Trasone laughed again, a big bass rumble that suited his burly frame. “Well, I won’t argue with that. Powers above, I can’t argue with that. But sooner or later we’ll have to do some blazing, and when we do it’s liable to be worse than facing either one of the stinking Kaunian kingdoms.”

“Sooner or later will take care of itself,” Tealdo said. “For now, nobody’s blazing at me, and that’s just fine.”

He strode out of the barracks, which were made of pine timber so new, they still smelled strongly of resinous sap. Off in the distance, waves from the Narrow Sea slapped against the stone breakwater that shielded the harbor of Imola from winter storms. Endless streams of birds flew past overhead, all of them going north. Already they were fleeing the brief summer of the land of the Ice People. Soon, very soon, they would be fleeing the Duchy of Bari, too, bound for warmer climes. Some would stop in northern Algarve and Jelgava; some would cross the Garelian Ocean and winter in tropic Siaulia, which hardly knew the meaning of the word.

Above the twittering flocks, dragons whirled in lazy—no, in lazy-looking—circles. Tealdo looked south, toward the sea and toward Sibiu. More dragons circled over the sea. Tealdo resented the dragonfliers less than he had when he was marching into the Duchy. They kept the Sibs from dropping eggs on his head. He heartily approved of that. They also kept the enemy’s dragons from peering down on him and his comrades. He approved of that, too.

A trumpeter on the parade ground in front of the barracks blew a sprightly flourish: the call to assembly. Tealdo dashed for his place. Behind him, men poured from the barracks as if from a bawdy house the constables were raiding. He took his assigned place in the ranks of the regiment ahead of almost everyone else. That gave him half a minute to brush a few specks of dust from his kilt, to slide his boots along his socks, and to adjust his broad-brimmed hat to the proper jaunty angle before Sergeant Panfilo started prowling.

Prowl Panfilo did. He favored Tealdo with a glare sergeants surely had to practice in front of a reflecting glass. Tealdo looked back imperturbably. Panfilo reached out and slapped away some dust he’d missed—or perhaps slapped at nothing at all, to keep Tealdo from thinking he had the world by the tail. Sergeants did things like that.

“King Mezentio doesn’t want slobs in his army,” Panfilo growled.

“Told you so himself, did he?” Tealdo asked innocently.

But Panfilo got the last word: “That he did, in his regulations, and I’ll thank you to remember it.” He stalked off to make some other common soldier’s life less joyous than it had been.

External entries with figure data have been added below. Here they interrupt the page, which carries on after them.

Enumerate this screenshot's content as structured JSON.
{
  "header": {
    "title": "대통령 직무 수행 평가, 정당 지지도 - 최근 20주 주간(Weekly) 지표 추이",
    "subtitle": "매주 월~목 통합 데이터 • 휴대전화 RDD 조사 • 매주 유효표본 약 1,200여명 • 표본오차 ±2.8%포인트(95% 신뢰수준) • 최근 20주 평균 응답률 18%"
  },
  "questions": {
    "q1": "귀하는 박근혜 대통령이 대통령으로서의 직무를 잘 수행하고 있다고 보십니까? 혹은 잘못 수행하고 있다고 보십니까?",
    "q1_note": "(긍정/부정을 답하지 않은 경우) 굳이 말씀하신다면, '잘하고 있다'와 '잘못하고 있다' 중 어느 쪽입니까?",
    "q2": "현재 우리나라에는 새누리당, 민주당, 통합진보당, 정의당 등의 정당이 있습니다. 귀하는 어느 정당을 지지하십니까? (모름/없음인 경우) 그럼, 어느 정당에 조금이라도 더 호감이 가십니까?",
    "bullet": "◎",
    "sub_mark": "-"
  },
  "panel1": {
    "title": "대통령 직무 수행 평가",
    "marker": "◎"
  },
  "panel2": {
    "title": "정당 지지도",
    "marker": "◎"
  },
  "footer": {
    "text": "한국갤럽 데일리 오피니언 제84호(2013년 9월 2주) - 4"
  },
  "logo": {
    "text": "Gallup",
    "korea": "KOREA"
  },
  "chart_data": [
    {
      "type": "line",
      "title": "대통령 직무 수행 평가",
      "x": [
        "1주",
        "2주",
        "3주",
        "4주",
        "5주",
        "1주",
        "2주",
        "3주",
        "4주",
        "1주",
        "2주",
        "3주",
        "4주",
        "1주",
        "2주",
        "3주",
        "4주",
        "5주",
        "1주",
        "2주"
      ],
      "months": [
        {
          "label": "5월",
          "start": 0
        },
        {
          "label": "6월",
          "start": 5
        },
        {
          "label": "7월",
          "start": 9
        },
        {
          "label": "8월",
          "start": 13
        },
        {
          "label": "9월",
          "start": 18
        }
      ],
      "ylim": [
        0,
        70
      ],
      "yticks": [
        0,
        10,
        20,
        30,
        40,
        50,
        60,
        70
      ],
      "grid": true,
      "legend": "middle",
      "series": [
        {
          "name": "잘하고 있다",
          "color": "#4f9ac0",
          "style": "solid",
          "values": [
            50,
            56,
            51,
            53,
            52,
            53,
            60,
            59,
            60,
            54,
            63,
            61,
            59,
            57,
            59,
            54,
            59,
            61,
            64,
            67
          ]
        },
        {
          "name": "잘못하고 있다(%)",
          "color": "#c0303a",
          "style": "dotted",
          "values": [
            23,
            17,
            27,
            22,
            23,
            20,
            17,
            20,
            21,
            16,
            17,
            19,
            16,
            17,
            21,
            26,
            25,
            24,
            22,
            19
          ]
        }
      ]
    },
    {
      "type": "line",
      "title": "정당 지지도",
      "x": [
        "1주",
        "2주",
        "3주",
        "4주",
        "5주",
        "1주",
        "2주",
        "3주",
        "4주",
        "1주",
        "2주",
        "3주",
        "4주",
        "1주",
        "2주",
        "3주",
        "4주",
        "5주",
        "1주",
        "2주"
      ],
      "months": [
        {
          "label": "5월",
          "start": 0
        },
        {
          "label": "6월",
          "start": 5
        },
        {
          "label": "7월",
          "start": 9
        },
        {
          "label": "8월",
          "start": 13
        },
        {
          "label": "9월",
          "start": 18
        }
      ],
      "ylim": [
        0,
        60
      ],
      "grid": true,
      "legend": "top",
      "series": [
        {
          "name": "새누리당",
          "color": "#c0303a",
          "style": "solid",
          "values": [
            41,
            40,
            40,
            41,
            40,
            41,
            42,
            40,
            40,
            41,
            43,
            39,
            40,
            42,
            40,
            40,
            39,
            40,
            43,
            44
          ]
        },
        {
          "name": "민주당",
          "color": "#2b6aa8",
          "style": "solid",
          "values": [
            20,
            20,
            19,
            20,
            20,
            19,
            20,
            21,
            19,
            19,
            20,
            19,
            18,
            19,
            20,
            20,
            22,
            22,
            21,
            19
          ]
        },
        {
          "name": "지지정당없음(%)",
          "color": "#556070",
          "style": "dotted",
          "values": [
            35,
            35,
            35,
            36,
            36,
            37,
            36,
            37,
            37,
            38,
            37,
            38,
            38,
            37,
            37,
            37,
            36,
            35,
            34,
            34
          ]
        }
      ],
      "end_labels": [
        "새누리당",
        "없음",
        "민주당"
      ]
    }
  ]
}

Colonel Ombruno swaggered out to the front of the regiment. “Well, my pirates, my cutthroats, my old-fashioned robbers and burglars,” he called with a grin, “how wags your world today?”

“We are well, sir,” Tealdo shouted along with the rest of the men.

“Diddling enough of the pretty girls around these parts?” Ombruno asked.

“Aye!” the men shouted, Tealdo again loud among them. He knew Ombruno chased—and caught—the Barian women as frequently as he had farther north in Algarve.